Although the month of the Exodus (Nisan) is reckoned as the first month from an ordinal point of view, the Jewish New Year begins in Tishrei, which is actually the seventh month. This may be a vestige of an ancient Israelite calendar in which two six-month cycles followed on each other, so that in effect there were “two” new year dates.
However, in terms of import, there is no denying that the season of the Exodus, the birth event of the Jewish people, commands our attention as the beginning of Jewish national history.
The reckoning of time is a central feature of the Jewish religion whose significance extends beyond the Exodus. The establishment of the fundamentals of the Jewish calendar occupies a good deal of the attention of the Torah, which no fewer than three separate times records the cycle of the holidays. The Sabbath is included among the Ten Commandments, indicating that communal calendrical consensus is essential to the identity of the Israelite people.
Rabbi Abraham Joshua Heschel was among the most eloquent expositors of the Jewish fascination with time. In addition to his oft-quoted observation that Judaism is a religion of time and not space, Heschel taught: “Time is the presence of God in the world of space.”

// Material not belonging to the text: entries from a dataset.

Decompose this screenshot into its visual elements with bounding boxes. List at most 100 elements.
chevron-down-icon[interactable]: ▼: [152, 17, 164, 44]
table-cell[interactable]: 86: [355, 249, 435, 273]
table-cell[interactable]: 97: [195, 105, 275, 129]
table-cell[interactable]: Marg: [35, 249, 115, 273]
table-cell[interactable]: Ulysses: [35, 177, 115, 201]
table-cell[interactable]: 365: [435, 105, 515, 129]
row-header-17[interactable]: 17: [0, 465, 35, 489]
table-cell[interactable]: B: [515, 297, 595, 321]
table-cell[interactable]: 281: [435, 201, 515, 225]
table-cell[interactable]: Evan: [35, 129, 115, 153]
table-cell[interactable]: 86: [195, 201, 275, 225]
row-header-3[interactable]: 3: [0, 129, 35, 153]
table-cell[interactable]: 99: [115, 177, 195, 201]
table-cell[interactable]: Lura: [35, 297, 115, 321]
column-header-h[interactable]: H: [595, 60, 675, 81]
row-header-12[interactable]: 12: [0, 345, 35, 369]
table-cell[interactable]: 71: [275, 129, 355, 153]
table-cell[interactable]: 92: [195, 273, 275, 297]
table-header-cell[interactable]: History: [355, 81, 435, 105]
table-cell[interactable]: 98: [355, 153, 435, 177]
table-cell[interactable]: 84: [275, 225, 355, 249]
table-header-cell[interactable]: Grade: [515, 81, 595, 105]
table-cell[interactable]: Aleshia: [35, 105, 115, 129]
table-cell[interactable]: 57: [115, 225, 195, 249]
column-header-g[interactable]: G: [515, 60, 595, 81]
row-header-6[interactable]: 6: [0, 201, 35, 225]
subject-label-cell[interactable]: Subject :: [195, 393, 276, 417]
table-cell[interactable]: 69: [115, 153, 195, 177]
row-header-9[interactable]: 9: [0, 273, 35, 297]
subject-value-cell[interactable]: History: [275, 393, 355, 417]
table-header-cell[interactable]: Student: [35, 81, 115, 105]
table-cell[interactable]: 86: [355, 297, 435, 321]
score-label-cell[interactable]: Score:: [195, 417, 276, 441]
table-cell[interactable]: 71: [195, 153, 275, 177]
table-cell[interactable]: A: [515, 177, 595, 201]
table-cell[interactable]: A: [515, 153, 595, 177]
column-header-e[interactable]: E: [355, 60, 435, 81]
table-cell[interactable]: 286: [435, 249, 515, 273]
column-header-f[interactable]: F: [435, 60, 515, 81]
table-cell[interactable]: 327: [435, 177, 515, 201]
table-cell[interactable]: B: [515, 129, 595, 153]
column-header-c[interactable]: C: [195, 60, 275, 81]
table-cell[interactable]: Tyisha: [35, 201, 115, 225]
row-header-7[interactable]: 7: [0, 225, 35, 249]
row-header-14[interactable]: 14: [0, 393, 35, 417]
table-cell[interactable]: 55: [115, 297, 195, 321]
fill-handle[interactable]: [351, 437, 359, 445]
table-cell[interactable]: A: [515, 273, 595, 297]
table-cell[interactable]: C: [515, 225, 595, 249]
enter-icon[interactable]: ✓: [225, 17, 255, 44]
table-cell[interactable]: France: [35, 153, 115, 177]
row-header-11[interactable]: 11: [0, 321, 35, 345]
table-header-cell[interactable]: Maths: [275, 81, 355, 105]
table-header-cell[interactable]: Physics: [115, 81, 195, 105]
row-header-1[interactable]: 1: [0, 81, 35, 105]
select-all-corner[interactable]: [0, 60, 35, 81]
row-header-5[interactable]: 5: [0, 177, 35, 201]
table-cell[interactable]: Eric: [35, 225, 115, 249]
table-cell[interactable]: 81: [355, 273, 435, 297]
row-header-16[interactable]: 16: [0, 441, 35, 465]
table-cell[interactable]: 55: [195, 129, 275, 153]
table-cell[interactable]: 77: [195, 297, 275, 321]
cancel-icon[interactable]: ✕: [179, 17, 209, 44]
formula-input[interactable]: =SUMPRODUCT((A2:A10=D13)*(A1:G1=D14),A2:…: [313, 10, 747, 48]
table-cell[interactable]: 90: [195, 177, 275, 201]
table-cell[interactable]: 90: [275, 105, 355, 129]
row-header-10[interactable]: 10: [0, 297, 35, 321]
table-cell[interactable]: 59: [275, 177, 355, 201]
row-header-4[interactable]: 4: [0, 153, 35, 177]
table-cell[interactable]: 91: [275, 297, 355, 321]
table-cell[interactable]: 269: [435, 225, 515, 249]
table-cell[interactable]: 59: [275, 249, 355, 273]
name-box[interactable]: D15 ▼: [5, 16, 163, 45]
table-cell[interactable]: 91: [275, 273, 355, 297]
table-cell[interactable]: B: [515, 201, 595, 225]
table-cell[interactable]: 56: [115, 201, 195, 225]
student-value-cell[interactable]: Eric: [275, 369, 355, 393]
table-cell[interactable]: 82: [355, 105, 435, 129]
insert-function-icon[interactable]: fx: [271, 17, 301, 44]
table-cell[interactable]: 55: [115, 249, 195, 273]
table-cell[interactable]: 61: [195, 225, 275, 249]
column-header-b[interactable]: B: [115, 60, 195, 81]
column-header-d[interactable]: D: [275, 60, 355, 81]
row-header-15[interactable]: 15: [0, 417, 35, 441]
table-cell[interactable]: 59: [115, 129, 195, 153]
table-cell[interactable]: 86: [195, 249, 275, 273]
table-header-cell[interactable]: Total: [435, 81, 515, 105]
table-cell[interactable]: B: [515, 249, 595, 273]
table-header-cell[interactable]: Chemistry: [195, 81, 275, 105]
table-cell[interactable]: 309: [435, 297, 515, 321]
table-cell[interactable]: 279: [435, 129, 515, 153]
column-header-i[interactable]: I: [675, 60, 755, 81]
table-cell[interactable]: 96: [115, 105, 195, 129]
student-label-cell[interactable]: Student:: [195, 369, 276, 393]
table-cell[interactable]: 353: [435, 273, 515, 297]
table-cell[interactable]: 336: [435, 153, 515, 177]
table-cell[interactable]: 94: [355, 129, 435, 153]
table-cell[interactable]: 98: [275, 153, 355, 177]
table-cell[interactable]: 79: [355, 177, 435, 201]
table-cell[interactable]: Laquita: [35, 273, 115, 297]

Heschel’s insight is linked to this week’s portion. The biblical view of time as linear, purposeful, and redemptive is established with the Exodus. With the beginning of the redemption of the Israelites comes a new meaning of time. No longer is time to be viewed as the repetitive cycle of predictability; time itself now becomes the place where God enters the world to make possible new things.
There are records in the Talmud of debates about the beginnings and endings of holidays, and even about the dates on which they are to be fixed. This concern, even obsession, with determining the accuracy of the calendar confirms the importance that Judaism attaches to time itself.
The Exodus is both a point in time and a metonym for the spiritual meaning of time itself. It serves as both a historic inauguration of the Israelite nation and as a symbol of hope for the future redemption of all history. What has happened once becomes a confirmation of faith in what will happen again.
Judaism embraces time as a gift, as an opportunity to sanctify minutes, days, weeks, months, and years by filling them with acts that advance God’s hope for the world and those of us within it. In marking Jewish time as beginning with liberation, the Torah seeks to awake within us the awareness necessary to use our time wisely, both individually and collectively.